The publication, which targets site consultants and economic developers, ranked Alabama No. 2 in its annual state Automotive Manufacturing Strength ranking, up from No. 7 in the previous year. The state’s auto industry had a record year in 2012, producing more than 880,000 vehicles — a figure that is likely to be eclipsed this year.

Alabama’s rise in the rankings is due to increasing output at assembly plants operated by the state’s three international automakers – Germany’s Mercedes-Benz in Vance, Japan’s Honda in Lincoln and South Korea’s Hyundai in Montgomery. Japanese giant Toyota operates an engine plant in Huntsville, which is currently undergoing another expansion.

“Mercedes-Benz’s long-term commitment to Alabama was followed by a parade of auto giants who have vaulted the state into the top tier in U.S. automotive production, with 880,000 vehicles produced in 2012,” Business Facilities Editor In Chief Jack Rogers said in the article. “The state has laid out the welcome mat for foreign investment and is working proactively to make sure a skilled workforce is readily available by offering on-site training.”

AIDT, the workforce development division of the Alabama Department of Commerce, has earned a reputation for delivering qualified workers for the state’s auto industry, with training facilities at each of the three automakers with Alabama plants.

“We expect Alabama to be a leading player in the U.S. automotive industry for years to come,” Rogers added.

Alabama Department of Commerce Secretary Greg Canfield said that the state’s long-term economic development plan, Accelerate Alabama, has positioned the state for continued growth of the automotive industry.  He said the state is also ideally situated in the center of the Southeast auto corridor for new auto industry projects and expansions, particularly suppliers. Several suppliers have recently picked the state for projects.

“Our automotive industry has the distinction of being the fifth largest in the country, soon possibly moving in on the spot of third largest,” said Canfield.

Alabama Gov. Robert Bentley told Business Facilities that the 1993 decision by Mercedes to locate its first North American manufacturing plant in Tuscaloosa County prompted other international giants to set up operations. That established Alabama as a “front-runner in foreign direct investments” and opened the gate for a “torrent of exports from Alabama to the world.” (Vehicles are the No. 1 export category for the state.)

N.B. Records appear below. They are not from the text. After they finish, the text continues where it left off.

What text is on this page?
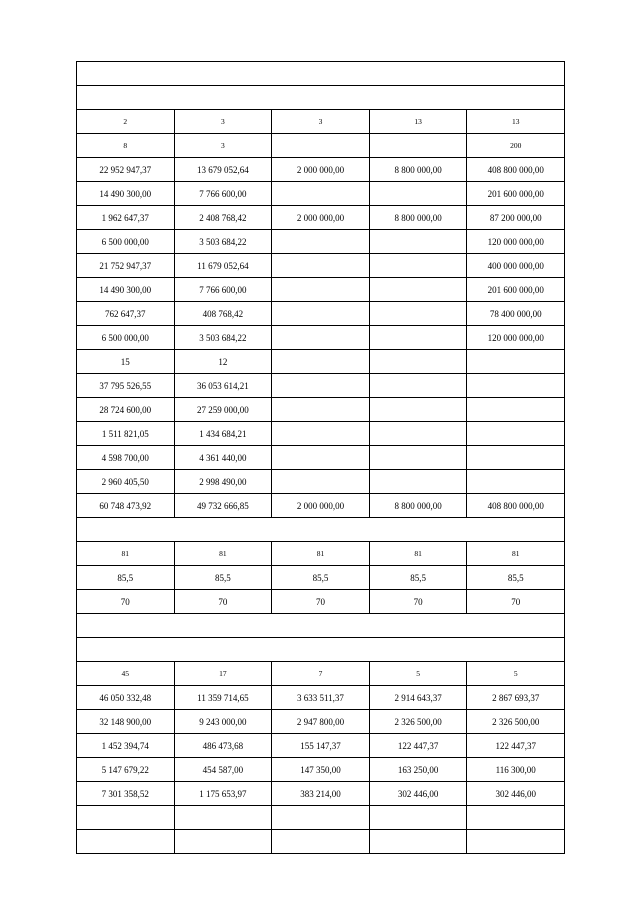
2	3	3	13	13
8	3			200
22 952 947,37	13 679 052,64	2 000 000,00	8 800 000,00	408 800 000,00
14 490 300,00	7 766 600,00			201 600 000,00
1 962 647,37	2 408 768,42	2 000 000,00	8 800 000,00	87 200 000,00
6 500 000,00	3 503 684,22			120 000 000,00
21 752 947,37	11 679 052,64			400 000 000,00
14 490 300,00	7 766 600,00			201 600 000,00
762 647,37	408 768,42			78 400 000,00
6 500 000,00	3 503 684,22			120 000 000,00
15	12			
37 795 526,55	36 053 614,21			
28 724 600,00	27 259 000,00			
1 511 821,05	1 434 684,21			
4 598 700,00	4 361 440,00			
2 960 405,50	2 998 490,00			
60 748 473,92	49 732 666,85	2 000 000,00	8 800 000,00	408 800 000,00

81	81	81	81	81
85,5	85,5	85,5	85,5	85,5
70	70	70	70	70

45	17	7	5	5
46 050 332,48	11 359 714,65	3 633 511,37	2 914 643,37	2 867 693,37
32 148 900,00	9 243 000,00	2 947 800,00	2 326 500,00	2 326 500,00
1 452 394,74	486 473,68	155 147,37	122 447,37	122 447,37
5 147 679,22	454 587,00	147 350,00	163 250,00	116 300,00
7 301 358,52	1 175 653,97	383 214,00	302 446,00	302 446,00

“Had Mercedes not come to Alabama in 1993, we probably would not have had all these great international companies. When you talk to Mercedes, they will tell you that their best manufacturing plant in the world is at Tuscaloosa,” Gov. Bentley told the magazine in an interview published in April.

“When you see companies like Mercedes adding new lines, when you see Hyundai put a third shift in, adding 800 new jobs, and when you see the level of automation at these plants, you know that we’re producing high-quality vehicles here in Alabama.”

Mercedes, which is gearing up to produce the C-Class sedan and another SUV model, also is now adding a logistics hub with 600 workers. In May, Honda began producing the Acura MDX at its Alabama plant, the first time it has made a model from its luxury line in the state.

Business Facilities says its rankings place a heavy emphasis on growth potential as well as production figures and industry trends. Tennessee was No. 1 in this year’s rankings.